The Surveillance State. Despite his professed admiration for Wikileaks during the campaign, one can assume that that admiration was entirely hypocritical. Like Clinton would have, Trump will almost certainly continue the war on whistle blowers and the mass, intense surveillance of all of us.

 

Now the good news:

Believe it or not, there is some.

Foreign Policy. Given Clinton’s history of poor judgment, arrogance, war-mongering, support of coups (Honduras 2009), friendship with a notorious war criminal (Henry Kissinger), abject servility to the Israeli extreme right, support of repressive Islamist regimes (most notably Saudi Arabia), and bellicosity toward Russia, it’s hard to imagine Trump being worse. He might even end up being somewhat isolationist, which would be a marked improvement over the disastrous Bush/Obama/Clinton interventionist foreign policy.

Trade Policy. The TTP is dead. Clinton would almost certainly have pushed it, under the cover of minor changes that would have “met her objections.” Trump might push for repeal of NAFTA and other previous trade deals. But at this point, the damage from these deals is largely done. Trump might also push for protectionist trade policies, which is worrisome from two standpoints: 1) They primarily benefit corporations, who reap profits as consumer prices rise; 2) Trade wars sometimes precede real wars.

Still, rejection of further “free trade” agreements (they’re not; they’re highly managed trade agreements) is a step in the right direction.

Decline of the corporate, status quo Democrats. The engineers of the Trump/Clinton disaster will almost certainly decline in influence within the Democratic Party, and one hopes, though probably in vain, that they’ll be driven out of town on a rail. If Clinton had won, they’d still be riding high, they and their Republican co-conspirators would continue to screw working people economically, and Republicans would continue to point to the White House while pretending that they weren’t equally if not more culpable.

With Clinton and her corporado friends having delivered victory to the most grotesque major-party presidential candidate since Andrew Jackson, there will be a war for control of the Democratic Party between progressives and the servants of the corporations and 1%. This is good news: the progressives might win.

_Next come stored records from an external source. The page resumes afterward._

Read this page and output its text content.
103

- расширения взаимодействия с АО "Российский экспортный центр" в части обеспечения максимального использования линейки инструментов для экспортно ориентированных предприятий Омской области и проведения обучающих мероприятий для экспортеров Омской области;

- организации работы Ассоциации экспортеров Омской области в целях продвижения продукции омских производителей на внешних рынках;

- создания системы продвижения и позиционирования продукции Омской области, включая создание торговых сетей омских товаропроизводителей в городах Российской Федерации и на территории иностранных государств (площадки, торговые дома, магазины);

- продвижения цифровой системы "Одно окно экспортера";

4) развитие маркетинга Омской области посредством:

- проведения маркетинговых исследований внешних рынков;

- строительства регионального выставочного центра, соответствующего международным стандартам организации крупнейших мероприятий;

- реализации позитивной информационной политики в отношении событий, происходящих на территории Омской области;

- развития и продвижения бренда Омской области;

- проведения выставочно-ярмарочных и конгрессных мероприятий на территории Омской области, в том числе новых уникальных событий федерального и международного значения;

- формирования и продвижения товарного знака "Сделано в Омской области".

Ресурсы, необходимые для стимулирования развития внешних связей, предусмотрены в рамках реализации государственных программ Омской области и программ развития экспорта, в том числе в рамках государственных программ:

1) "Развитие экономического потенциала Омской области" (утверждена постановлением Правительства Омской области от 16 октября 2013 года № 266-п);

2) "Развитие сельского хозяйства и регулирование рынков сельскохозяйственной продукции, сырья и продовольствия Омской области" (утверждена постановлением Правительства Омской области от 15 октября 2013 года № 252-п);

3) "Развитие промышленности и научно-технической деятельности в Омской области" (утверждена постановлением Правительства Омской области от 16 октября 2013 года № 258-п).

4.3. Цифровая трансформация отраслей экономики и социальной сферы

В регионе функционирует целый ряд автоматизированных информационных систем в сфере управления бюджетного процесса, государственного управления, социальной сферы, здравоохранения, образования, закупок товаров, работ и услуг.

No full-blown Fascist Movement. If Clinton had won, and the economic situation of working people continued to fester, popular anger would have continued to build, with blame falling on Clinton and the Democrats. This increasing populist anger could all too easily have taken the form of an organized fascist movement. As is, the fascists remain a small, disorganized faction.

Following Trump’s victory, the pressure driving the growth of fascism is off. There will be fascist thuggery and murders in the upcoming years, but fascist factions will likely remain small and disorganized.

Trump won’t deliver on his economic promises. He can’t. His policies virtually guarantee that life will get worse for most Americans, which means he’ll likely be a one-term president. Of course, when things go south, Trump will likely fall back on racial and immigrant scapegoating. But fewer people should buy it.

When at least a substantial portion of his followers realize that Trump and the Republicans have betrayed them–as they inevitably will–and if the corporate Democrats are ousted, real change could and likely will follow.

Let’s just hope it’s change for the better.

And let’s do what we can to make it so.